A Flor e o Lobo
Venham todos, não se acanhem. Tenho uma bela história para lhes contar. Andem, vamos, aproximem-se, pois é uma daquelas histórias que vale a pena ouvir. Vocês vão se encantar. Talvez vocês já tenham ouvido falar na lenda de um jovem estranho conhecido como Fulssir... Não? Então quem sabe na história de uma estranha menina-flor que se chama Lili... Também não? Tudo bem, não se acanhe. Os bardos de hoje em dia não são mais como os de outrora. Para sua sorte aqui está a sua frente uma daquelas pessoas que conhecem muitas histórias à moda antiga e contos de fantasias.
O protagonista dessa história que lhes contarei é Fulssir. Filho do vento. Criatura que alguns dizem já ter visto, muitos desses apenas deliraram com um possível momento de sua falsa presença... Mas existem aqueles que realmente o conheceram pessoalmente (na maioria das vezes sem nem perceberem). O problema é um só: Ninguém faz idéia de como é Fulssir. Tanto sua aparência ou personalidade é totalmente desconhecida. Existem até algumas variações das lendas dele que dizem que suas características físicas podem mudar como vento. Afinal ele é filho de uma entidade.

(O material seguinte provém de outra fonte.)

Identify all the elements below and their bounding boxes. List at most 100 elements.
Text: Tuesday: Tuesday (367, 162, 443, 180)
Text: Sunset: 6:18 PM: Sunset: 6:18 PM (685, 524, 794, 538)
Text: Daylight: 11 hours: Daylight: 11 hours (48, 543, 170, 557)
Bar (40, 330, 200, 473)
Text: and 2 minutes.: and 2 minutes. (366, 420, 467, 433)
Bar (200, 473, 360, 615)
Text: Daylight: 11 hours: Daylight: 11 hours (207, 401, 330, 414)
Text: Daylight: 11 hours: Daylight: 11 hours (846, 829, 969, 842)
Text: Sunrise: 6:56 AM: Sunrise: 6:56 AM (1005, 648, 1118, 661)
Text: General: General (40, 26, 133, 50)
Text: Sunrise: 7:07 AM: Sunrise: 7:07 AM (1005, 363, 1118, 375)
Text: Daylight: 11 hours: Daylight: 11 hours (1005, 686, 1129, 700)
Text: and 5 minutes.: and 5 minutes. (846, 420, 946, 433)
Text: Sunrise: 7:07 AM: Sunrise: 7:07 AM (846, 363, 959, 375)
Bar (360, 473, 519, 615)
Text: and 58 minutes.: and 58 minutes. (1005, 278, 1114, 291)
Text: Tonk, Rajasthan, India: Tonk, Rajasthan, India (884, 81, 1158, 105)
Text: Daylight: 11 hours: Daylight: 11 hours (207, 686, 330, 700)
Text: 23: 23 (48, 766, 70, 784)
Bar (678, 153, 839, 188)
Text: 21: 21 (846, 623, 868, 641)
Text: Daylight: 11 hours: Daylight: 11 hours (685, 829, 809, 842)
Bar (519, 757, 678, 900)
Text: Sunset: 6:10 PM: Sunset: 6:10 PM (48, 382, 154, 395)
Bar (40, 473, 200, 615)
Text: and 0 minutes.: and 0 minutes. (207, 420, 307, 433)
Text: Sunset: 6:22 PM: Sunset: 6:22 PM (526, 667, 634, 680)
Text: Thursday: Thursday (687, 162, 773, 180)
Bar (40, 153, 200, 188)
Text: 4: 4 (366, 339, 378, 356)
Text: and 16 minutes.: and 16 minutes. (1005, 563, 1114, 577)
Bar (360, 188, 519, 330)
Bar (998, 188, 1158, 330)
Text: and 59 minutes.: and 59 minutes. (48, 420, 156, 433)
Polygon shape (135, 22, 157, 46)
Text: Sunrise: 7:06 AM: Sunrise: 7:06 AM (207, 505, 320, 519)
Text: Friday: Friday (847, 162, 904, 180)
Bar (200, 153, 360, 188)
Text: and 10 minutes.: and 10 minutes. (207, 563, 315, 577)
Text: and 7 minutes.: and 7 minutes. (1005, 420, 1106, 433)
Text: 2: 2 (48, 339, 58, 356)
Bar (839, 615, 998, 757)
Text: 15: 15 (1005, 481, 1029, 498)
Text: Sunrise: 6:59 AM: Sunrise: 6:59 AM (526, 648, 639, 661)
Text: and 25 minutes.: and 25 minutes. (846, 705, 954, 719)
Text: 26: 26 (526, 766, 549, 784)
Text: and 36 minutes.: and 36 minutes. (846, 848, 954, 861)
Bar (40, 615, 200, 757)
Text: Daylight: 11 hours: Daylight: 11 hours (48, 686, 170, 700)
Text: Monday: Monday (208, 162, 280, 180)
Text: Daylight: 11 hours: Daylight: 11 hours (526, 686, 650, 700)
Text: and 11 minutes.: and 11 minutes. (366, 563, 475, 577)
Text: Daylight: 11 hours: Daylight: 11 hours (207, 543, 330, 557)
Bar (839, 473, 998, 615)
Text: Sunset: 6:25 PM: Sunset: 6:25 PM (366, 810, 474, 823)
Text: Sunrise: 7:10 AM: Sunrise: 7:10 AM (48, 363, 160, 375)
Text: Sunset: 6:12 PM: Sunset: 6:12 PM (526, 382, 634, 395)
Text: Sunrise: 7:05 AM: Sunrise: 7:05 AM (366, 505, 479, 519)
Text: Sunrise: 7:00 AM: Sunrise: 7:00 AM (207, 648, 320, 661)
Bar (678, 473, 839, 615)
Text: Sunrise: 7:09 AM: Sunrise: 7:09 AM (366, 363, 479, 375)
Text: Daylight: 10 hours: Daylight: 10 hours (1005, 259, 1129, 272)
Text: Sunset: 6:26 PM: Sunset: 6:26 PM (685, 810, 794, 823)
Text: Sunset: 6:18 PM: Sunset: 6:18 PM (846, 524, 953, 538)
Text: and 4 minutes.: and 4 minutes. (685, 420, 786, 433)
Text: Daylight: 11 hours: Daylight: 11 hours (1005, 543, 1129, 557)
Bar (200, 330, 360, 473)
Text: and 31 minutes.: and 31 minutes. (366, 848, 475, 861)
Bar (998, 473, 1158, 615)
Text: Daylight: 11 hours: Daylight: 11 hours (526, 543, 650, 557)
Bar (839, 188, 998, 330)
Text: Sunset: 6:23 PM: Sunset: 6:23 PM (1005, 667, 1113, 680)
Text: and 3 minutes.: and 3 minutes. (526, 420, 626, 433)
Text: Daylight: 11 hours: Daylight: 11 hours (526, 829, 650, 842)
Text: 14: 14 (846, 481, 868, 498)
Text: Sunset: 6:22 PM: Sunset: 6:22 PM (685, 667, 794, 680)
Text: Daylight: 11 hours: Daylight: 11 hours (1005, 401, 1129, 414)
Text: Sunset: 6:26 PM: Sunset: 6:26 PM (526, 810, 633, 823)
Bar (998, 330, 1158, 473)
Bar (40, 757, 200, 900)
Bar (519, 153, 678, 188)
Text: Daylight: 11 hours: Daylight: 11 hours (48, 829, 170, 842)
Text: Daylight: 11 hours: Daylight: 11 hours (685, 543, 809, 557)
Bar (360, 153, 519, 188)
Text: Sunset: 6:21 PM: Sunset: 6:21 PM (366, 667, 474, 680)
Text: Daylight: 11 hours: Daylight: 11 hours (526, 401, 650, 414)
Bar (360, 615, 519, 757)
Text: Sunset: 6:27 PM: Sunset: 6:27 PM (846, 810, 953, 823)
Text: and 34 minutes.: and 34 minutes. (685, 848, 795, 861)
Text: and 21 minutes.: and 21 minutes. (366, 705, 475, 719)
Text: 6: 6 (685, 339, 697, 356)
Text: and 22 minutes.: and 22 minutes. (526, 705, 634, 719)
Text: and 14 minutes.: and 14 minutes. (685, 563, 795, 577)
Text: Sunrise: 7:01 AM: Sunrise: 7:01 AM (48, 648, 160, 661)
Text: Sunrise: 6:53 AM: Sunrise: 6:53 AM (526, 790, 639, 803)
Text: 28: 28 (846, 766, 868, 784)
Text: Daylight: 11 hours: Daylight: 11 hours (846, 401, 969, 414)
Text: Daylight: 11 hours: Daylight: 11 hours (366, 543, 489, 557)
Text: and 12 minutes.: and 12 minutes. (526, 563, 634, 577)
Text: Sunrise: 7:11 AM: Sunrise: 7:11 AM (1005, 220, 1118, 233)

Ah vocês não sabem? Em que mundo vocês tem vivido meus caros? Fogo, Água, Terra e Ar, os quatro elementos primordiais são oni-criaturas extremamente mais elevadas que nós. Alguns dizem que eles criaram toda a existência como nós conhecemos, outros dizem que eles são filhos de uma entidade ainda maior... Bom, não se pode saber ao certo. Afinal, apenas deuses podem entender deuses, mas é fato que muitos aqui acreditam nos elementos primordiais. E Fulssir é filho do Ar... Dizem que foi um suspiro de vida que o Ar teve ao se apaixonar pela Água.
Existem variações da lenda sobre o nascimento de Fulssir. Muitos dizem que, ao procurar uma forma física na busca de ser “algo vivo”, ele teria tomado o corpo de um humano com quem ele se identificara. Entretanto eu tenho uma informação diferente, informação de confiança, lhe garanto. Enquanto buscava “ser algo” ele observou variadas criaturas e procurou aquela que achasse mais nobre, mais digna de estar viva, ao mesmo tempo que mais graciosa e admirável, coisa assim... Agora, seres humanos cabem nessa descrição? Óbvio que não meus amigos, óbvio que não.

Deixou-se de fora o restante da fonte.